Wednesday, 29 September 2010

Other people's orgasms

My neighbour has a good sex life.

Isn't that nice.

Many times a week she makes love.

I make tea.

I probably make more tea than she makes love. Which is probably just as well since if she matched me cup for f**k (or is that f**k for cup?) she'd probably run out of juices and the friction would be a fire hazard.

Not that she doesn't make tea of course, I'm sure she does. After all, she's British. The difference is that whilst I potter into the kitchenette and lean on the counter watching 'Come Dine With Me' whilst I wait for the kettle to boil, she hobbles into hers with legs wobbling like laundry in a light breeze following a sugar-wall shaking petite mort.

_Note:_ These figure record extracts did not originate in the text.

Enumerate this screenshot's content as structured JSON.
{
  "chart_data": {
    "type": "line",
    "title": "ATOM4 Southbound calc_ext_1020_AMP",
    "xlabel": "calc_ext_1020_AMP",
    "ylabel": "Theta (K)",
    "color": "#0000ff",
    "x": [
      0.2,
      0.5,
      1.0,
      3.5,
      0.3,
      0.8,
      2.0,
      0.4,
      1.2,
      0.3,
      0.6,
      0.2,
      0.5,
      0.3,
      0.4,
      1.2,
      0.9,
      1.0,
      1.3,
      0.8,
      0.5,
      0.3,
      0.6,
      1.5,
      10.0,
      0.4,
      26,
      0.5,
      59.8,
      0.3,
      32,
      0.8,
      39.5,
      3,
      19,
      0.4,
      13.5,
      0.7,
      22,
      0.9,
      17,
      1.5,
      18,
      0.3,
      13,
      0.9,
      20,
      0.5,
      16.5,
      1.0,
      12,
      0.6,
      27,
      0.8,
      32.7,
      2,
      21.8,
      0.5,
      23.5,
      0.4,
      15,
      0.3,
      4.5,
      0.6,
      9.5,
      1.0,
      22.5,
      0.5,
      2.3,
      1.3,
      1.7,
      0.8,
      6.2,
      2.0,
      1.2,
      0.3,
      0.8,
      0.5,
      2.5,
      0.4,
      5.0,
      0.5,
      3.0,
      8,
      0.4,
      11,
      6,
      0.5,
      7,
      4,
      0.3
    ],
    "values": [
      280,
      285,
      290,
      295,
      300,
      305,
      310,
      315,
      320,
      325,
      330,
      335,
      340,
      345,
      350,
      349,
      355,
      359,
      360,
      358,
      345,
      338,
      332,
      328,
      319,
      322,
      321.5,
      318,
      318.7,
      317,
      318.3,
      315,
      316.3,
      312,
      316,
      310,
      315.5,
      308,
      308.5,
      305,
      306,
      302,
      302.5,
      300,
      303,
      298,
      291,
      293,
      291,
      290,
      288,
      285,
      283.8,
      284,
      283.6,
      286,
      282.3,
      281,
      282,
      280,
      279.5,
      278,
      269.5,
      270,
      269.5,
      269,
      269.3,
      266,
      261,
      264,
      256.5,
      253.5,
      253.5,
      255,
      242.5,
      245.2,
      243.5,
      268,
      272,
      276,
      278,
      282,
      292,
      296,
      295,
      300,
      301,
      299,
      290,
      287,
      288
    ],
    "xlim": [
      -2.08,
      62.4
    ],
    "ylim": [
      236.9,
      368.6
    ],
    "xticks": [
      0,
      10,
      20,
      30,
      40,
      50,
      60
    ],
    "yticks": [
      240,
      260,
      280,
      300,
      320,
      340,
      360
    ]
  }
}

You could be forgiven for thinking I am envious, however I assure you that I am not. I've seen them. It's just difficult to hear their moans and groans as anything other than moaned gloats. "Oh yeah" he shouts, "yeeesssss!" she squeals, but all I hear is "ha ha, we're doing the sex, aren't we great, look at you alone in bed reading your Danny Wallace book and chuckling into your fat. You're so sad and dull. We judge you with our sexy time". Maybe things would be different if my bedroom encounters didn't consist of two minutes of fumbling, five of apologising and then an awkward wait for a cab.

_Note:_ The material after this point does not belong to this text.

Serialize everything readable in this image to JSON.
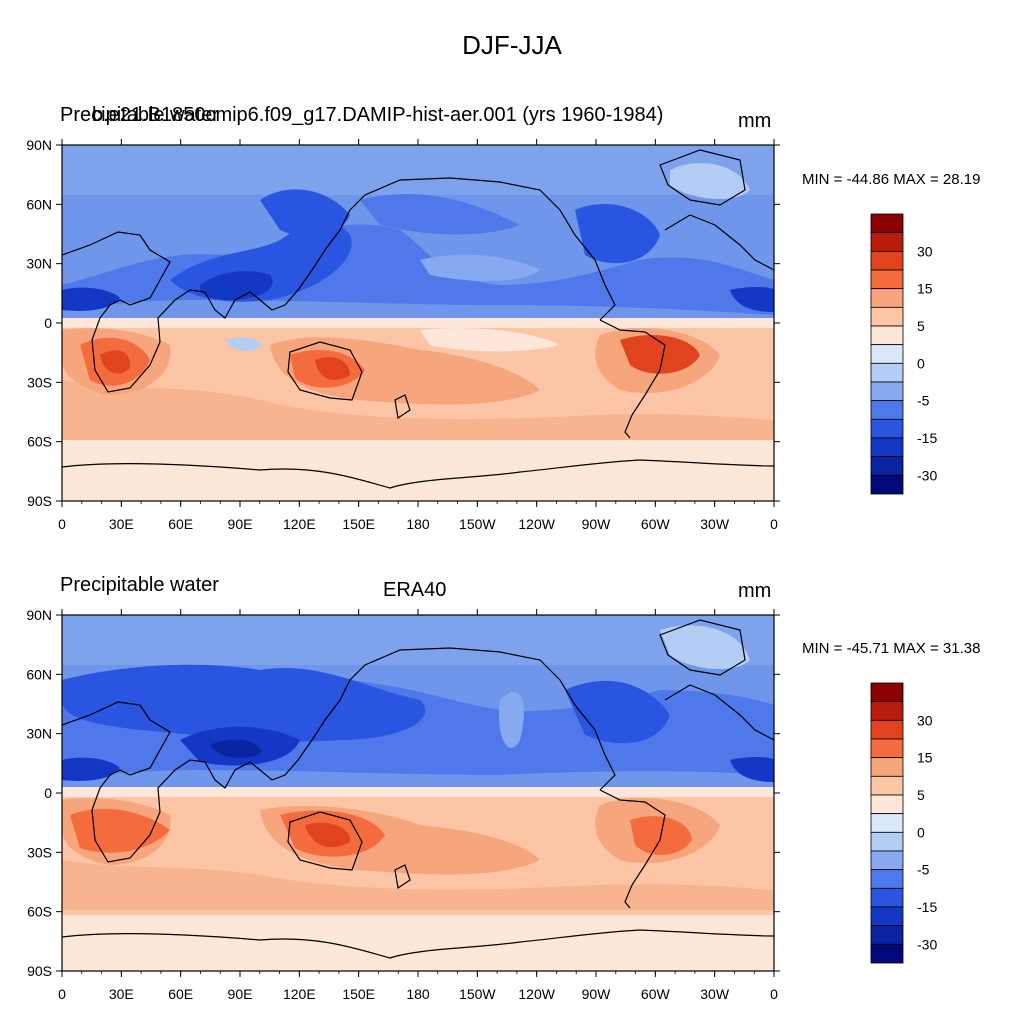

That, incidentally, was a joke. You see it's not like my flat doesn't have its moments. Only last night in fact the rutters were busily writhing around in their brilliant sex, and approximately twelve feet away I too was making my own "ooh" noises. Sadly mine formed the opening of the rather less interesting statement "ooh, 'The Apprentice' is on next week".

I then texted this news to a friend and put my headphones back on.